Vision of the body improves inter-hemispheric integration of tactile-motor responses

- The crossed-uncrossed difference (CUD) reflects sensorimotor transfer.
- A positive CUD effect was present when vision of the hand was prevented (5.8 ms).
- When the hand was visible, the CUD vanished (− 2.2 ms).
- Vision of the body eliminates the cost in responding with a contralateral effector.
- Vision improves the interhemispheric integration of tactile-motor responses.

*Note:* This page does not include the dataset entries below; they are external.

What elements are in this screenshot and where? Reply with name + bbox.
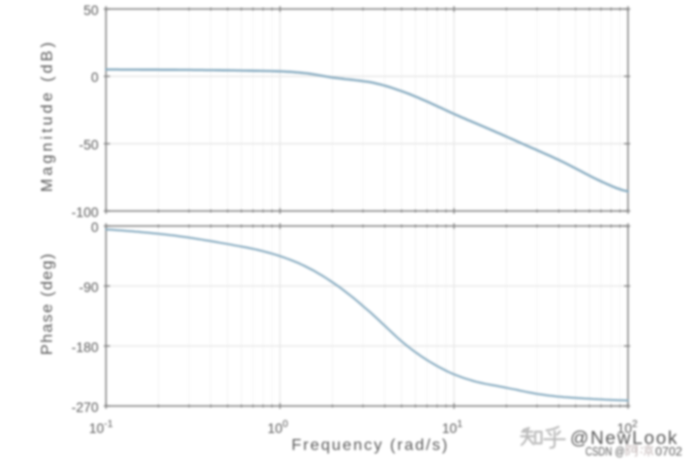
svg-text:0702: 0702 — [655, 445, 682, 459]
svg-text:CSDN: CSDN — [585, 445, 612, 459]
svg-text:0: 0 — [91, 220, 99, 235]
svg-text:-90: -90 — [79, 280, 99, 295]
svg-text:@NewLook: @NewLook — [570, 427, 678, 448]
svg-text:-50: -50 — [79, 137, 99, 152]
svg-text:-270: -270 — [71, 400, 98, 415]
svg-text:Frequency (rad/s): Frequency (rad/s) — [292, 437, 450, 454]
svg-text:Magnitude (dB): Magnitude (dB) — [39, 39, 56, 192]
svg-text:-180: -180 — [71, 340, 98, 355]
svg-text:@: @ — [615, 445, 625, 459]
svg-text:Phase (deg): Phase (deg) — [39, 252, 56, 355]
svg-text:-100: -100 — [71, 205, 98, 220]
svg-text:50: 50 — [83, 3, 98, 18]
svg-text:0: 0 — [91, 70, 99, 85]
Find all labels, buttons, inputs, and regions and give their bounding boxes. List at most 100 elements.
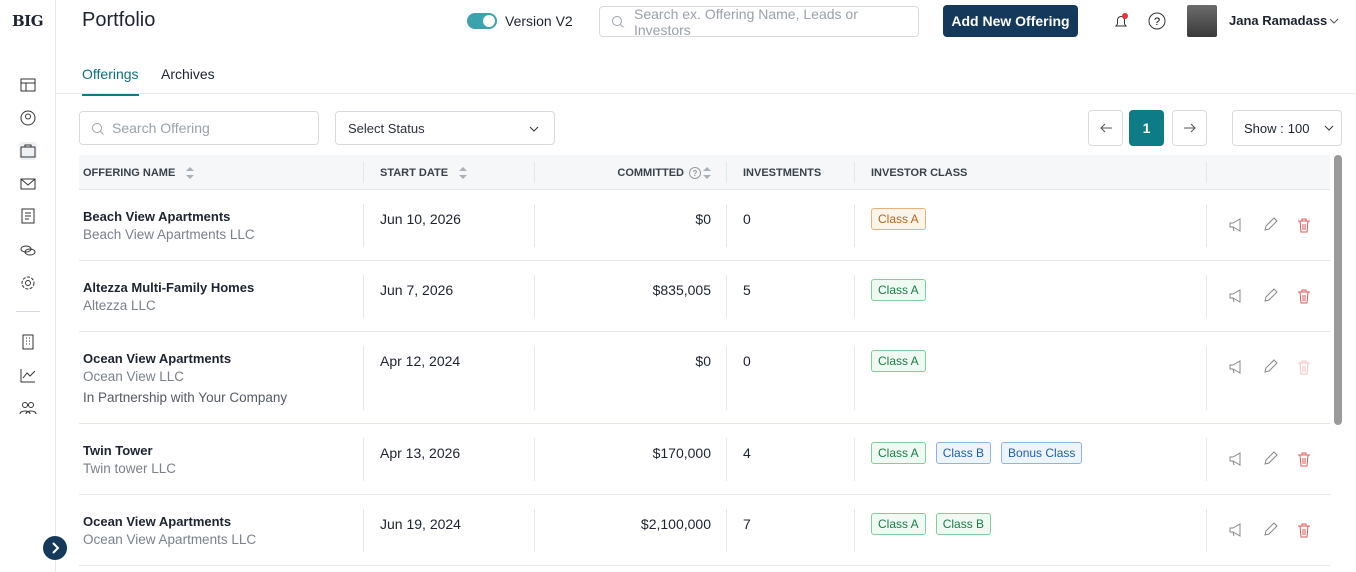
prev-page[interactable]	[1088, 110, 1123, 146]
column-header: INVESTMENTS	[743, 155, 863, 190]
show-value: 100	[1287, 120, 1310, 136]
cell-separator	[854, 346, 855, 410]
nav-icon[interactable]	[19, 76, 37, 94]
offering-cell: Ocean View Apartments Ocean View LLC In Pa…	[83, 351, 287, 405]
info-icon[interactable]: ?	[686, 164, 701, 182]
global-search[interactable]: Search ex. Offering Name, Leads or Inves…	[599, 5, 919, 38]
column-separator	[1206, 162, 1207, 183]
offering-name[interactable]: Twin Tower	[83, 443, 153, 458]
delete-action[interactable]	[1295, 287, 1313, 310]
tab[interactable]: Offerings	[82, 66, 139, 96]
investor-classes: Class A Class B	[871, 513, 1001, 535]
investments: 7	[743, 516, 751, 532]
offering-name[interactable]: Ocean View Apartments	[83, 514, 232, 529]
table-row: Twin Tower Twin tower LLC Apr 13, 2026 $170…	[79, 424, 1330, 495]
offering-cell: Beach View Apartments Beach View Apartmen…	[83, 209, 255, 242]
notifications[interactable]	[1111, 12, 1131, 32]
row-actions	[1227, 358, 1313, 381]
version-toggle[interactable]	[467, 13, 497, 29]
page-size-select[interactable]: Show :100	[1232, 110, 1342, 146]
top-bar: Portfolio Version V2 Search ex. Offering…	[56, 0, 1356, 44]
column-title[interactable]: COMMITTED	[617, 166, 684, 179]
status-select[interactable]: Select Status	[335, 111, 555, 145]
nav-separator	[16, 311, 40, 312]
table-row: Beach View Apartments Beach View Apartmen…	[79, 190, 1330, 261]
announce-action[interactable]	[1227, 216, 1245, 239]
class-badge: Bonus Class	[1001, 442, 1083, 464]
cell-separator	[726, 346, 727, 410]
announce-action[interactable]	[1227, 521, 1245, 544]
cell-separator	[363, 509, 364, 552]
nav-icon[interactable]	[19, 366, 37, 384]
committed: $0	[695, 353, 711, 369]
nav-icon[interactable]	[19, 207, 37, 225]
column-title[interactable]: OFFERING NAME	[83, 166, 176, 179]
column-separator	[854, 162, 855, 183]
row-actions	[1227, 521, 1313, 544]
edit-action[interactable]	[1261, 216, 1279, 239]
nav-icon[interactable]	[19, 274, 37, 292]
class-badge: Class B	[935, 513, 992, 535]
column-title[interactable]: START DATE	[380, 166, 449, 179]
column-header: OFFERING NAME	[83, 155, 363, 190]
nav-icon[interactable]	[19, 241, 37, 259]
committed: $835,005	[652, 282, 711, 298]
sort-icon[interactable]	[181, 164, 199, 182]
next-page[interactable]	[1172, 110, 1207, 146]
edit-action[interactable]	[1261, 287, 1279, 310]
avatar[interactable]	[1187, 5, 1217, 37]
offering-name[interactable]: Ocean View Apartments	[83, 351, 232, 366]
edit-action[interactable]	[1261, 358, 1279, 381]
logo: BIG	[12, 12, 44, 30]
announce-action[interactable]	[1227, 450, 1245, 473]
user-menu-chevron[interactable]	[1328, 16, 1340, 26]
nav-icon[interactable]	[19, 399, 37, 417]
offering-cell: Twin Tower Twin tower LLC	[83, 443, 176, 476]
user-name[interactable]: Jana Ramadass	[1229, 13, 1328, 28]
announce-action[interactable]	[1227, 287, 1245, 310]
cell-separator	[534, 346, 535, 410]
offering-search[interactable]: Search Offering	[79, 111, 319, 145]
nav-icon[interactable]	[19, 142, 37, 160]
nav-icon[interactable]	[19, 175, 37, 193]
start-date: Apr 13, 2026	[380, 445, 461, 461]
scrollbar[interactable]	[1334, 155, 1342, 425]
delete-action[interactable]	[1295, 216, 1313, 239]
column-separator	[534, 162, 535, 183]
investments: 0	[743, 353, 751, 369]
help[interactable]: ?	[1147, 11, 1167, 31]
investments: 5	[743, 282, 751, 298]
cell-separator	[726, 438, 727, 481]
class-badge: Class A	[871, 513, 926, 535]
nav-icon[interactable]	[19, 109, 37, 127]
start-date: Apr 12, 2024	[380, 353, 461, 369]
search-placeholder: Search ex. Offering Name, Leads or Inves…	[634, 5, 858, 38]
start-date: Jun 10, 2026	[380, 211, 461, 227]
expand-sidebar[interactable]	[43, 536, 67, 560]
cell-separator	[1206, 438, 1207, 481]
offering-name[interactable]: Altezza Multi-Family Homes	[83, 280, 255, 295]
current-page[interactable]: 1	[1129, 110, 1164, 146]
delete-action[interactable]	[1295, 450, 1313, 473]
edit-action[interactable]	[1261, 450, 1279, 473]
partnership-note: In Partnership with Your Company	[83, 390, 288, 405]
edit-action[interactable]	[1261, 521, 1279, 544]
delete-action[interactable]	[1295, 521, 1313, 544]
add-offering-button[interactable]: Add New Offering	[943, 5, 1078, 37]
company-name: Altezza LLC	[83, 298, 156, 313]
company-name: Ocean View Apartments LLC	[83, 532, 257, 547]
table-row: Altezza Multi-Family Homes Altezza LLC Jun…	[79, 261, 1330, 332]
cell-separator	[726, 204, 727, 247]
tab[interactable]: Archives	[161, 66, 215, 82]
tabs: Offerings Archives	[56, 44, 1356, 96]
table-row: Ocean View Apartments Ocean View Apartmen…	[79, 495, 1330, 566]
column-title: INVESTMENTS	[743, 166, 822, 179]
investor-classes: Class A	[871, 279, 936, 301]
cell-separator	[1206, 346, 1207, 410]
sort-icon[interactable]	[698, 164, 716, 182]
table-row: Ocean View Apartments Ocean View LLC In Pa…	[79, 332, 1330, 424]
offering-name[interactable]: Beach View Apartments	[83, 209, 231, 224]
sort-icon[interactable]	[454, 164, 472, 182]
announce-action[interactable]	[1227, 358, 1245, 381]
nav-icon[interactable]	[19, 333, 37, 351]
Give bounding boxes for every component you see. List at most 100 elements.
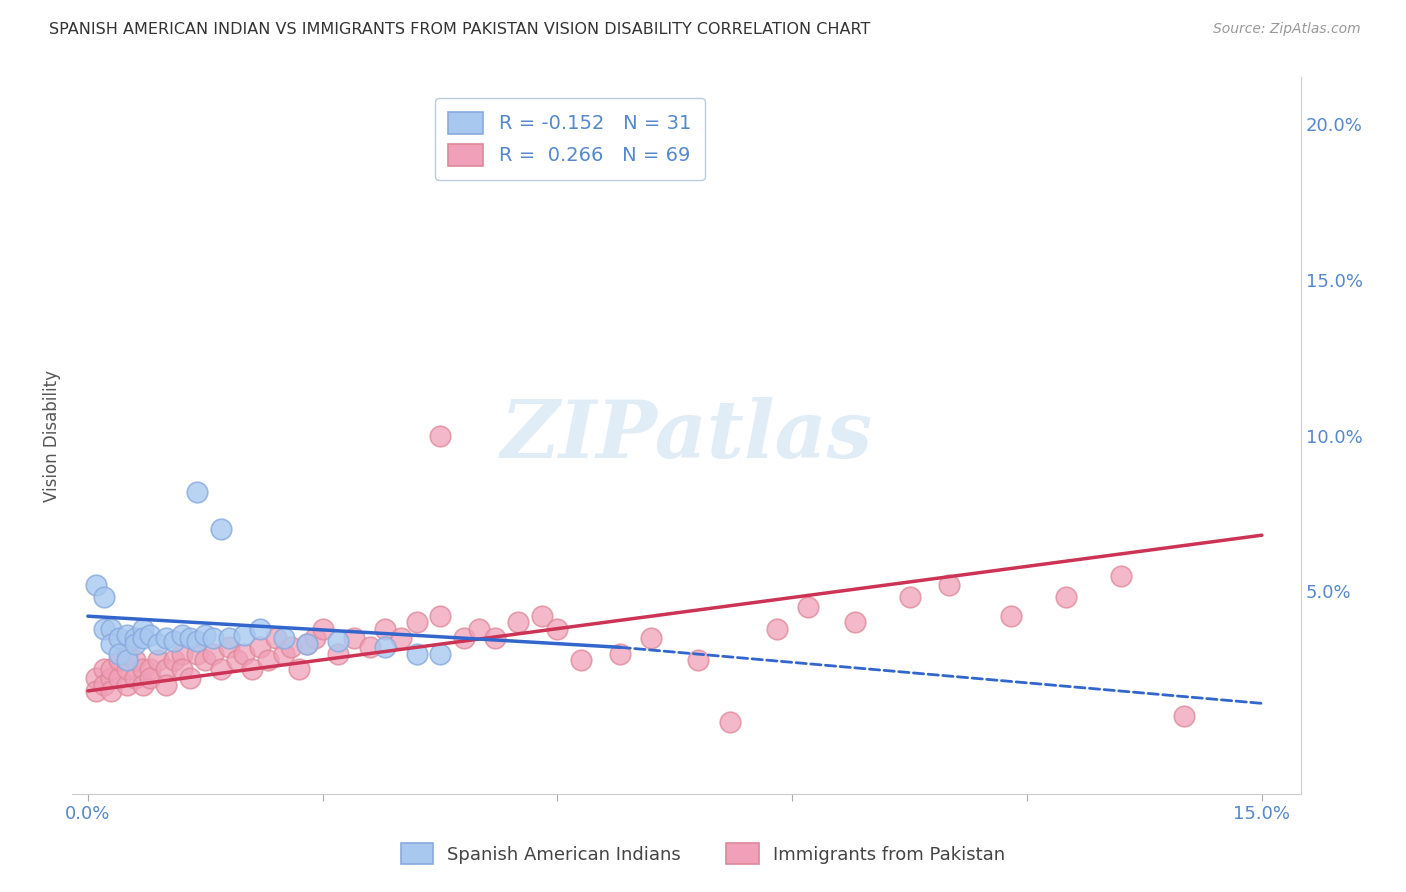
Point [194, 653, 217, 667]
Point [797, 599, 820, 614]
Point [155, 678, 177, 692]
Point [108, 631, 131, 645]
Legend: R = -0.152   N = 31, R =  0.266   N = 69: R = -0.152 N = 31, R = 0.266 N = 69 [434, 98, 704, 180]
Point [1109, 568, 1132, 582]
Point [304, 631, 326, 645]
Point [131, 662, 153, 676]
Point [405, 615, 427, 630]
Point [233, 647, 256, 661]
Point [218, 640, 240, 655]
Point [288, 662, 311, 676]
Point [170, 662, 193, 676]
Point [100, 622, 122, 636]
Point [898, 591, 921, 605]
Point [264, 631, 287, 645]
Point [124, 631, 146, 645]
Point [249, 640, 271, 655]
Point [257, 653, 280, 667]
Point [312, 622, 335, 636]
Point [163, 634, 186, 648]
Point [131, 622, 153, 636]
Point [115, 662, 138, 676]
Point [139, 662, 162, 676]
Point [273, 647, 295, 661]
Point [429, 428, 451, 442]
Point [609, 647, 631, 661]
Point [115, 628, 138, 642]
Point [508, 615, 530, 630]
Point [100, 672, 122, 686]
Point [108, 653, 131, 667]
Point [202, 647, 225, 661]
Point [93, 678, 115, 692]
Point [93, 591, 115, 605]
Point [328, 634, 350, 648]
Point [186, 484, 208, 499]
Point [640, 631, 662, 645]
Point [124, 637, 146, 651]
Point [108, 672, 131, 686]
Point [209, 662, 232, 676]
Point [374, 640, 396, 655]
Point [124, 653, 146, 667]
Point [84, 578, 107, 592]
Point [155, 631, 177, 645]
Point [844, 615, 866, 630]
Point [84, 672, 107, 686]
Point [530, 609, 553, 624]
Point [148, 653, 170, 667]
Point [170, 628, 193, 642]
Point [1054, 591, 1077, 605]
Point [155, 662, 177, 676]
Text: SPANISH AMERICAN INDIAN VS IMMIGRANTS FROM PAKISTAN VISION DISABILITY CORRELATIO: SPANISH AMERICAN INDIAN VS IMMIGRANTS FR… [49, 22, 870, 37]
Point [273, 631, 295, 645]
Point [179, 631, 201, 645]
Point [100, 637, 122, 651]
Point [139, 628, 162, 642]
Point [688, 653, 710, 667]
Point [100, 662, 122, 676]
Point [115, 653, 138, 667]
Point [569, 653, 592, 667]
Point [93, 622, 115, 636]
Point [328, 647, 350, 661]
Point [718, 714, 741, 729]
Point [225, 653, 247, 667]
Point [547, 622, 569, 636]
Text: ZIPatlas: ZIPatlas [501, 397, 873, 475]
Point [139, 672, 162, 686]
Point [186, 634, 208, 648]
Point [1000, 609, 1022, 624]
Point [202, 631, 225, 645]
Point [179, 672, 201, 686]
Point [209, 522, 232, 536]
Point [131, 678, 153, 692]
Point [148, 637, 170, 651]
Point [84, 684, 107, 698]
Point [429, 609, 451, 624]
Point [389, 631, 412, 645]
Point [249, 622, 271, 636]
Point [131, 631, 153, 645]
Point [374, 622, 396, 636]
Point [124, 672, 146, 686]
Point [170, 647, 193, 661]
Point [93, 662, 115, 676]
Point [468, 622, 491, 636]
Point [453, 631, 475, 645]
Point [186, 647, 208, 661]
Legend: Spanish American Indians, Immigrants from Pakistan: Spanish American Indians, Immigrants fro… [394, 836, 1012, 871]
Point [280, 640, 302, 655]
Point [765, 622, 787, 636]
Point [343, 631, 366, 645]
Point [115, 647, 138, 661]
Point [233, 628, 256, 642]
Point [108, 647, 131, 661]
Y-axis label: Vision Disability: Vision Disability [44, 369, 60, 501]
Point [115, 678, 138, 692]
Point [405, 647, 427, 661]
Point [194, 628, 217, 642]
Point [218, 631, 240, 645]
Point [163, 653, 186, 667]
Point [240, 662, 263, 676]
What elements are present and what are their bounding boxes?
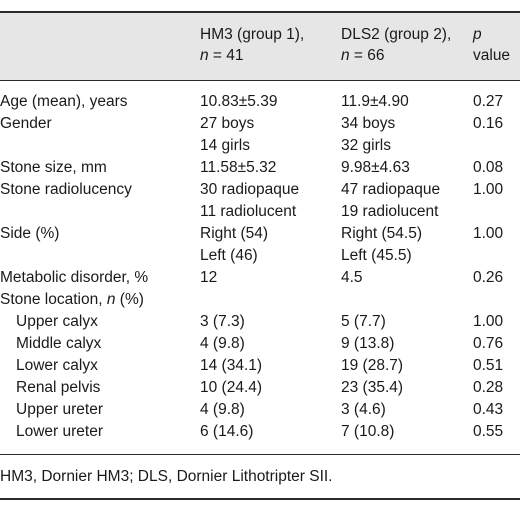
top-rule (0, 11, 520, 13)
table-footnote: HM3, Dornier HM3; DLS, Dornier Lithotrip… (0, 468, 333, 485)
header-p-value: p value (473, 26, 511, 64)
bottom-rule (0, 454, 520, 455)
header-rule (0, 80, 520, 81)
header-hm3: HM3 (group 1), n = 41 (200, 26, 305, 64)
stone-location-label: Stone location, n (%) (0, 291, 144, 308)
end-rule (0, 498, 520, 500)
header-dls2: DLS2 (group 2), n = 66 (341, 26, 452, 64)
header-band (0, 13, 520, 80)
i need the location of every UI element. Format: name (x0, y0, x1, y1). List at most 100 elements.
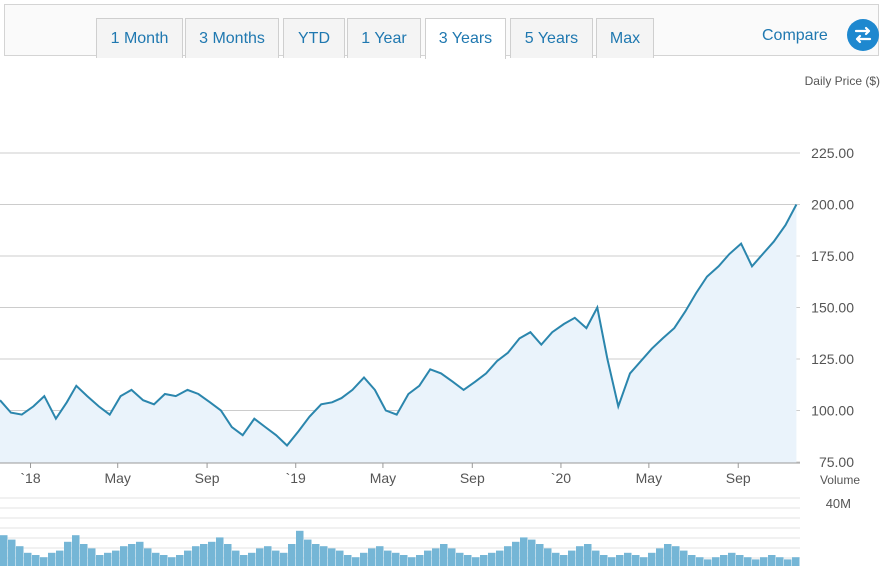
volume-bar (120, 546, 128, 566)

Sensory input from and motor output to the two sides of the body needs to be continuously integrated between the two cerebral hemispheres. This integration can be measured through its cost in terms of processing speed. In simple detection tasks, reaction times (RTs) are faster when stimuli are presented to the side of the body ipsilateral to the body part used to respond. This advantage - the contralateral-ipsilateral difference (also known as the crossed-uncrossed difference: CUD) - is thought to reflect inter-hemispheric interactions needed for sensorimotor information to be integrated between the two hemispheres. Several studies have shown that non-informative vision of the body enhances performance in tactile tasks. However, it is unknown whether the CUD can be similarly affected by vision. Here, we investigated whether the CUD is modulated by vision of the body (i.e., the stimulated hand) by presenting tactile stimuli unpredictably on the middle fingers when one hand was visible (i.e., either the right or left hand). Participants detected the stimulus and responded as fast as possible using either their left or right foot. Consistent with previous results, a clear CUD (5.8 ms) was apparent on the unseen hand. Critically, however, no such effect was found on the hand that was visible (− 2.2 ms). Thus, when touch is delivered to a seen hand, the usual cost in processing speed of responding with a contralateral effector is eliminated. This result suggests that vision of the body improves the interhemispheric integration of tactile-motor responses.